Note:
This topic has been translated from a Chinese forum by GPT and might contain errors.
Original topic: 线上pt-osc变更模式下,不开启dm的pt-osc功能如何才能追踪到rename语句表结构变更
[TiDB Version]
DM: v5.4.1
[Scenario]
Due to the large volume of our data, the upstream has performed database sharding. The disk where our DM tool is located cannot support multiple data sources for full synchronization simultaneously, so we split it into multiple tasks for synchronization. For example, student_01_db is split into one task, and student_02_db is split into another task.
Therefore, since we are synchronizing data to the same table in TiDB from multiple tasks simultaneously, we cannot use the pt-osc feature of the DM tool to automatically change the table structure.
When the upstream MySQL directly performs DDL, dm_meta can monitor the table structure changes. However, when the upstream uses pt-osc, if pt-osc is not enabled in dm_meta, it cannot monitor such table structure changes like rename, resulting in dm_meta still having the old information. This causes field inconsistency errors when writing to the downstream.
Does DM have compatibility for this scenario?
Currently, we are considering modifying it ourselves to make it compatible if it is not already.
For 1. DM worker can be deployed on multiple machines. Are you saying that the combined disk space of the entire cluster is still not enough for a full migration in this scenario?

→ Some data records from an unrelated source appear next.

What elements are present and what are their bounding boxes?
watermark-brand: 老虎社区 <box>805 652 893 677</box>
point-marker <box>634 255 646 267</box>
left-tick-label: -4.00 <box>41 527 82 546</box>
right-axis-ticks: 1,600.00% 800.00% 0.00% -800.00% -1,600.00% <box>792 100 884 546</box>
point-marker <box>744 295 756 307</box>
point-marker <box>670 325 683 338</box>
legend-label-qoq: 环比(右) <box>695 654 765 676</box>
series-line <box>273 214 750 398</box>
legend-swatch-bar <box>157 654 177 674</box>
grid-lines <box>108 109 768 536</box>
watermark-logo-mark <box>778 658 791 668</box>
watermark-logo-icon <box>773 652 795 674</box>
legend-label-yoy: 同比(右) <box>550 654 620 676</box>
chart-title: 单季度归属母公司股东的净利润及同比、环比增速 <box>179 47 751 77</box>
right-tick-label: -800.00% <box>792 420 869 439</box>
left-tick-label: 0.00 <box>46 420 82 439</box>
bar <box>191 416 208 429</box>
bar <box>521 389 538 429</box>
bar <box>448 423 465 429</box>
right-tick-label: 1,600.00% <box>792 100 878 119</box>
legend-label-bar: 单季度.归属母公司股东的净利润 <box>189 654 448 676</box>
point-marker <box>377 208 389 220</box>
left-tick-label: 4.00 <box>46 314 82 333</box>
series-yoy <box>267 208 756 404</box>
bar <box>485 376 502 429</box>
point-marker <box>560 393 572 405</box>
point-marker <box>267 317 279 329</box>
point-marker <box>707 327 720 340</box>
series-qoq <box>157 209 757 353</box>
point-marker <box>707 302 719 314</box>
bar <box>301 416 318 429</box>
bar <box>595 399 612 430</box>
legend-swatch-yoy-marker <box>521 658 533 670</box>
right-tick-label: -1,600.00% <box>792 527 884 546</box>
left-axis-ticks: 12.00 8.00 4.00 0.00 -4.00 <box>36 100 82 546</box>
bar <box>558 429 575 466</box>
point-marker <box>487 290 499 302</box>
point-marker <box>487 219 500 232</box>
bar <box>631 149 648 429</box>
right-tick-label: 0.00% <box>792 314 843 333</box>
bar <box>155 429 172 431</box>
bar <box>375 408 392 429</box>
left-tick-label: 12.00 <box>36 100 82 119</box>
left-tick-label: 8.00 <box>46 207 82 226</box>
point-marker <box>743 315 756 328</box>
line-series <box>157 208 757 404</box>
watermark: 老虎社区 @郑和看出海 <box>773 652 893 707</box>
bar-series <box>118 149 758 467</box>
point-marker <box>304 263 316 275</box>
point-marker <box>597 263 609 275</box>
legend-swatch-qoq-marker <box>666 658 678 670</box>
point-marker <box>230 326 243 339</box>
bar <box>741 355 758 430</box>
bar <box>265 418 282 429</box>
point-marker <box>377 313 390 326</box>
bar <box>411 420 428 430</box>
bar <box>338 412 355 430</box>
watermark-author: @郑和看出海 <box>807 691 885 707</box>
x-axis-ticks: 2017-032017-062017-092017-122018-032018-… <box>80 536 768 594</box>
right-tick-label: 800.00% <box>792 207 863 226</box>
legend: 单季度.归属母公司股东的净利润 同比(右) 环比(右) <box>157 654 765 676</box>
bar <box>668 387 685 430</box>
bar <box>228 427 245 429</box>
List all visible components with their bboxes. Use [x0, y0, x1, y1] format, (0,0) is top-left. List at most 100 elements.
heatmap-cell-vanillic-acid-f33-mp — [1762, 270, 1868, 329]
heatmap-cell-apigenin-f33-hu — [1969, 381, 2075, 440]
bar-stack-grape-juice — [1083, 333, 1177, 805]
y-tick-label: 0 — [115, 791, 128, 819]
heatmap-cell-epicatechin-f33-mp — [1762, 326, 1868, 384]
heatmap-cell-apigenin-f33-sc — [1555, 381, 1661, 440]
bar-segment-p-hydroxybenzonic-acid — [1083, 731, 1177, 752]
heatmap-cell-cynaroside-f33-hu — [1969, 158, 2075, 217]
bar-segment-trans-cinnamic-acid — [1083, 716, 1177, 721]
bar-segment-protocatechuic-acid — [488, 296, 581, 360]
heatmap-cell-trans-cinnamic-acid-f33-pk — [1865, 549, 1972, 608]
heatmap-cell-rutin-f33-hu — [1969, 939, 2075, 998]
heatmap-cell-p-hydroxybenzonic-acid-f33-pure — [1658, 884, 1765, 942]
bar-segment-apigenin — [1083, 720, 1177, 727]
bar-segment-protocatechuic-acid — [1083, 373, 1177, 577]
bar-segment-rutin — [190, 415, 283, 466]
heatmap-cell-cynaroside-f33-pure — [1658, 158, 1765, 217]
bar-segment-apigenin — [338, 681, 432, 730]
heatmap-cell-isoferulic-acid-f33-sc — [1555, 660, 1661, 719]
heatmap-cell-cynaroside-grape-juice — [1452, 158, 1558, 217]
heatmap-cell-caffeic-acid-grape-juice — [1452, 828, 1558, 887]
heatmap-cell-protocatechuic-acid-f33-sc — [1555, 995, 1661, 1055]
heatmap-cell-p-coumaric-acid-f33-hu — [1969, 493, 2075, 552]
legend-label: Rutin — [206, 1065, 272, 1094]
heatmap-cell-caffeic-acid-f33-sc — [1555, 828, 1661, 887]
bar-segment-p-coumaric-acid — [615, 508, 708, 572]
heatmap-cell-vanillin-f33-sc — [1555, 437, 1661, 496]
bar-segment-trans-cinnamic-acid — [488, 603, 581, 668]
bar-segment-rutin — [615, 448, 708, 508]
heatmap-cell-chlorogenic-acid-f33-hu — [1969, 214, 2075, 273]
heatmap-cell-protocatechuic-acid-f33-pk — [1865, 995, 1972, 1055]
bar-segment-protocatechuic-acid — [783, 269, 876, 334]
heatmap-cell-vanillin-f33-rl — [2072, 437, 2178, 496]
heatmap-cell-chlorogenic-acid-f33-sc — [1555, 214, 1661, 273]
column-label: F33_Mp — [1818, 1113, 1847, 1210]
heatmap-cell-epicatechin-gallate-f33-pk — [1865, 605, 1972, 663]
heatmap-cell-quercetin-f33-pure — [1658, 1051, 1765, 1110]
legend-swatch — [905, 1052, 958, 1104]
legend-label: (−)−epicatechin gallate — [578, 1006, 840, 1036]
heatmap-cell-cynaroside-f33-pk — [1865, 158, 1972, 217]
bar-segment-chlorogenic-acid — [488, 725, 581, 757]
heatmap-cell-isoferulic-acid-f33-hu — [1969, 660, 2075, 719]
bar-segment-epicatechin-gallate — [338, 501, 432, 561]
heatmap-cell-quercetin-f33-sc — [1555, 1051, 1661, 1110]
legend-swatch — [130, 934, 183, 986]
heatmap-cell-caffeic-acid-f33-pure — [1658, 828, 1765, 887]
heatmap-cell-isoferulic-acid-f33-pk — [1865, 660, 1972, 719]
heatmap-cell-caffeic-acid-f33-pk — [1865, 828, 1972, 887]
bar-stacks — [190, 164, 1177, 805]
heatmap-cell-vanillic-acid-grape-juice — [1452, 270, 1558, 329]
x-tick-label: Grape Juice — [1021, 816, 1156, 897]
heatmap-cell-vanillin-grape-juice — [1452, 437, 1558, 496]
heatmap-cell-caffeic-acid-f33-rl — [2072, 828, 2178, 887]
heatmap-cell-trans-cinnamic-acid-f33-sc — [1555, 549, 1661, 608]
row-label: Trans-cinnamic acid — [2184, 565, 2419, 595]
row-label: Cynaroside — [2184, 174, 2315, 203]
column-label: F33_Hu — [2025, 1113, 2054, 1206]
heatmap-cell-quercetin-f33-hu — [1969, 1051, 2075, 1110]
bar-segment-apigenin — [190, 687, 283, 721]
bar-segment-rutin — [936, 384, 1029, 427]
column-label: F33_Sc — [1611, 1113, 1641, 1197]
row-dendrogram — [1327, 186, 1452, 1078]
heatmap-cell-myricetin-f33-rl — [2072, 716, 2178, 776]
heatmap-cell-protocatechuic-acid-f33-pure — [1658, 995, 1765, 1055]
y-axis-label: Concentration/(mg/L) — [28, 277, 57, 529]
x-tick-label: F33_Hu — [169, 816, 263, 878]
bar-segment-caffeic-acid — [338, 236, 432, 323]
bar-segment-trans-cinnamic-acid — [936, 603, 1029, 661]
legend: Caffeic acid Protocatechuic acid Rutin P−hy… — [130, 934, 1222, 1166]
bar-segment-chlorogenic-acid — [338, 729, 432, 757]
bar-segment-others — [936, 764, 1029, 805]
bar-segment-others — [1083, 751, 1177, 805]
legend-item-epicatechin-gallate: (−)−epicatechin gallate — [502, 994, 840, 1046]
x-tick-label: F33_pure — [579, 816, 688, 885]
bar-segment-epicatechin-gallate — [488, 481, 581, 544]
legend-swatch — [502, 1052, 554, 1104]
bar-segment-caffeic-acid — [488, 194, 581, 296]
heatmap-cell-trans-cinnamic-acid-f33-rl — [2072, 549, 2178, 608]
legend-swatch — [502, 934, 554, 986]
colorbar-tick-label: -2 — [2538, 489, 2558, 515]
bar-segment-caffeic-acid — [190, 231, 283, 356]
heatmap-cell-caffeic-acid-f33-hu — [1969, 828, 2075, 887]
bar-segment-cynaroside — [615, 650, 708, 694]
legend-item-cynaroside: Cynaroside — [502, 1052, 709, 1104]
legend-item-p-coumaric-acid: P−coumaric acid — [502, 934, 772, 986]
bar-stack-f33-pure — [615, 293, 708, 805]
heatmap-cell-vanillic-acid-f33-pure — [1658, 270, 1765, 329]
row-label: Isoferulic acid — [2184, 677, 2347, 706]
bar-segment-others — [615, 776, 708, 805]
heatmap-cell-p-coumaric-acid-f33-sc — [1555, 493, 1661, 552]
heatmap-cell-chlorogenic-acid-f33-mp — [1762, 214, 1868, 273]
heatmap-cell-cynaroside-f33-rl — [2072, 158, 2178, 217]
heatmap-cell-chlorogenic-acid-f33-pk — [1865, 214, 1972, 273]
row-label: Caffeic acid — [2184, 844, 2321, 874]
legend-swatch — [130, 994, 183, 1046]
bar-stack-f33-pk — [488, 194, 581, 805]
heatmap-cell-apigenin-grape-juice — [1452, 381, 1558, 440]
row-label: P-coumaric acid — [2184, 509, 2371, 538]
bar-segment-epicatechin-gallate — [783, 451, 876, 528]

For example: Our upstream student_tab table has 3000 sub-tables. Since the full synchronization phase is task-based, our disk cannot accommodate 3000 sub-tables at once. Therefore, we split it into two tasks, each with 1500 sub-tables, and perform full + incremental synchronization separately.
For 2.3
Although the DM tool can track upstream rename table structure changes after enabling online, as mentioned in point 1, we have two tasks synchronizing one table in TiDB simultaneously. Therefore, enabling DM’s pt-osc might cause the TiDB table to execute the DDL twice.
For 4
The current issue is that due to cross-task synchronization, we cannot enable online and have to manually change the TiDB table structure. As a result, dm_meta cannot track the rename table structure changes caused by upstream pt-osc operations.
You can also try using s3 as the full directory. This feature currently has no documentation. The usage is to change the loader’s dir configuration
to an s3 address
Looking forward to your feedback on this feature!
This topic was automatically closed 60 days after the last reply. New replies are no longer allowed.